Answer
$\left\{\dfrac{2\pm\sqrt{5}}{5}\right\}$
Work Step by Step
In the form $x^2+bx=c,$ the given equation, $
25n^2-20n=1
,$ is equivalent to \begin{align*}\require{cancel} \dfrac{25n^2-20n}{25}&=\dfrac{1}{25} \\\\ \dfrac{\cancel{25}n^2}{\cancel{25}}-\dfrac{\cancelto4{20}n}{\cancelto5{25}}&=\dfrac{1}{25} \\\\ n^2-\dfrac{4n}{5}&=\dfrac{1}{25} .\end{align*} To complete the square of the expression at the left side, add $\left(\dfrac{b}{2}\right)^2$ to both sides of the equation.

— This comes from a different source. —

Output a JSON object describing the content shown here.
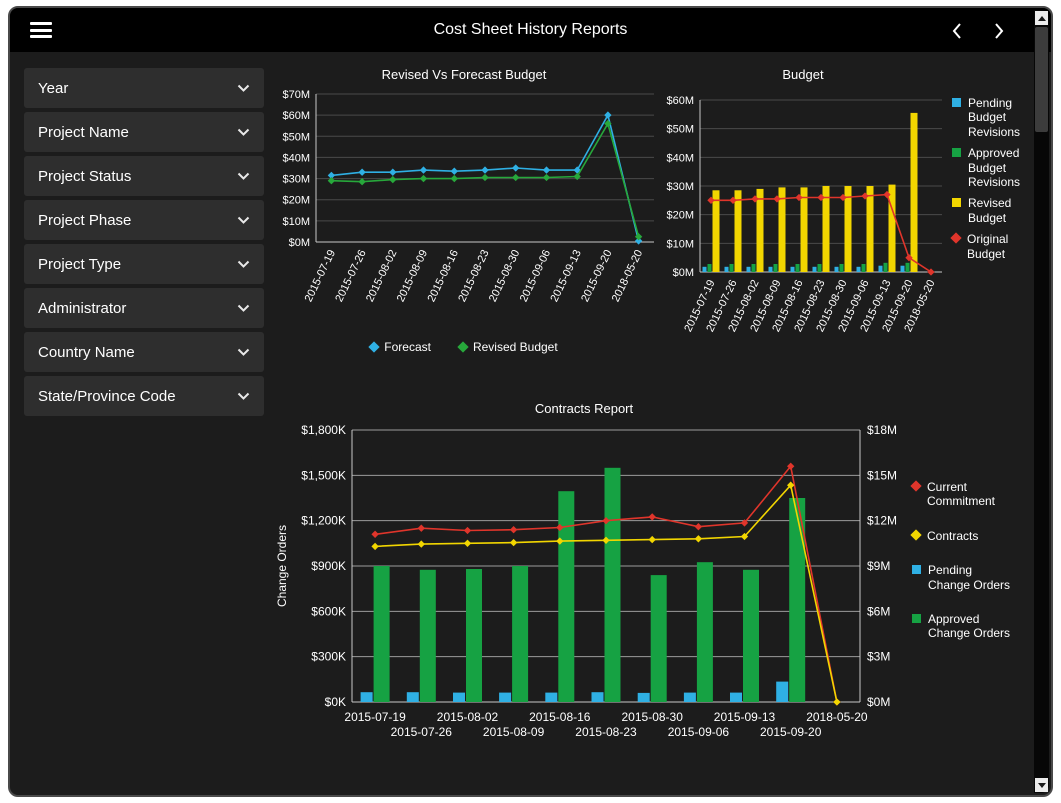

That is, \begin{align*} n^2-\dfrac{4n}{5}+\left(\dfrac{-4/5}{2}\right)^2&=\dfrac{1}{25}+\left(\dfrac{-4/5}{2}\right)^2 \\\\ n^2-\dfrac{4n}{5}+\left(\dfrac{-2}{5}\right)^2&=\dfrac{1}{25}+\left(\dfrac{-2}{5}\right)^2 \\\\ n^2-\dfrac{4n}{5}+\dfrac{4}{25}&=\dfrac{1}{25}+\dfrac{4}{25} \\\\ n^2-\dfrac{4n}{5}+\dfrac{4}{25}&=\dfrac{5}{25} .\end{align*} Using $a^2\pm2ab+b^2=(a\pm b)^2$ or the factoring of perfect square trinomials, the equation above is equivalent to \begin{align*} \left(n-\dfrac{2}{5}\right)^2&=\dfrac{5}{25} .\end{align*} Taking the square root of both sides (Square Root Principle), the equation above is equivalent to \begin{align*} n-\dfrac{2}{5}&=\pm\sqrt{\dfrac{5}{25}} \\\\ n-\dfrac{2}{5}&=\pm\sqrt{\dfrac{1}{25}\cdot5} \\\\ n-\dfrac{2}{5}&=\pm\sqrt{\left(\dfrac{1}{5}\right)^2\cdot5} \\\\ n-\dfrac{2}{5}&=\pm\dfrac{1}{5}\sqrt{5} \\\\ n-\dfrac{2}{5}&=\pm\dfrac{\sqrt{5}}{5} .\end{align*} Using the properties of equality, the equation above is equivalent to \begin{align*} n&=\dfrac{2}{5}\pm\dfrac{\sqrt{5}}{5} \\\\ n&=\dfrac{2\pm\sqrt{5}}{5} .\end{align*} Hence, the solution set of the equation $ 25n^2-20n=1 $ is $\left\{\dfrac{2\pm\sqrt{5}}{5}\right\}$.